With such a vision, the Sports Council in the 1970s encouraged individual sports such as Tae Kwon Do. The results of this foresight and investment in the future of individual sports are apparent with today's successes. When I was a young golfer, I had plenty of ambition. However, in those days, there were no proper training facilities or competitions that could improve my game. The support I received was mostly from individuals, because going abroad to play in tournaments or training was unaffordable. While there is no point looking back ruefully, the past is a lesson for the future.

Sports rarely develop on a national level with just the support of that sport's fraternity. This is very much the case with golf that receives little recognition and no support from Nepal's sports authorities. For the development of this or any sport, youth must be supported with organised training programs and opportunities.

It is vital to expose more young people to individual sports and encourage them to be future stars by providing training opportunities and facilities. A few months ago, the Royal Nepal Golf Club brought in a renowned regional golf instructor, Ajay Gupta, to teach youngsters, lay the foundations of the sport and to raise the standard of the game. Similarly, with the support of Gokarna Forest Golf Resort & Spa, I, along with other professionals, have been promoting the sport in schools for children between the ages of 10 and 16. These kinds of programs raise awareness about the sport among both the youth and educational institutions. Talented and interested youngsters are given the chance to try their hand at it and perhaps even flourish.

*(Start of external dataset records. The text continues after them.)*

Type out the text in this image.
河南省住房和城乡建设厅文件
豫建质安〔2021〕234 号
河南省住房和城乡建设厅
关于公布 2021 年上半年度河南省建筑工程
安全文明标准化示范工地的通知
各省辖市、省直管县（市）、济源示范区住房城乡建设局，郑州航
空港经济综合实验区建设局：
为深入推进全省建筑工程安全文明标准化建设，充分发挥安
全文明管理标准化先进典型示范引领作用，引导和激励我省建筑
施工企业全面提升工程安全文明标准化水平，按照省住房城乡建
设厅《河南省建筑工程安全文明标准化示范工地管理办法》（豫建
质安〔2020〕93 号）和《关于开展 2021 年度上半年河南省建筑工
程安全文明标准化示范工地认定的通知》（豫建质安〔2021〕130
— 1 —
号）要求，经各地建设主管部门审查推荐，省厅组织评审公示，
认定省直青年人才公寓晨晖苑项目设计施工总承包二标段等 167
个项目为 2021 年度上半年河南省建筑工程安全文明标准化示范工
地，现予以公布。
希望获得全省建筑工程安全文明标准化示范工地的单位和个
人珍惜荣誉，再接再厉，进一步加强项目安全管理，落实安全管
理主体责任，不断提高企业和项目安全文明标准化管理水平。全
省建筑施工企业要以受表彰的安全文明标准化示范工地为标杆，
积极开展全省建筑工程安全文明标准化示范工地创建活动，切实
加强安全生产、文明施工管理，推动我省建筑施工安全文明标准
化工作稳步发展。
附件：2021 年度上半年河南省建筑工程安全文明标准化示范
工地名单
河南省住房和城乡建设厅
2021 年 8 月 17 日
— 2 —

A future in the sport is quite lucrative. If one has talent and works hard enough, there are a host of opportunities at professional tournaments like the regional Indian PGA tour, the Asian & European PGA tours and the most coveted United Stated PGA Tour with a total prize money in excess of $200 million a year! Golfers from any part of the world can participate in any of these tours. You just have to be good enough to qualify.

Nepali professional golfers playing on the world money tours is not going to happen overnight. It certainly won't be easy for an individual to go it alone. The players need the support of integrated plans from all the golf clubs and sustained commitment. The golf clubs should unite, and through Nepal's Golf governing body, solicit maximum cooperation and help from the Sports Council to promote golf among young Nepalis.

Let us facilitate and encourage educational institutions to participate. Young people should take up this wonderful sport. Nepal can produce champions.

Deepak Acharya is a golf instructor and Head Golf Professional at Gokarna Forest Golf Resort & Spa, Kathmandu.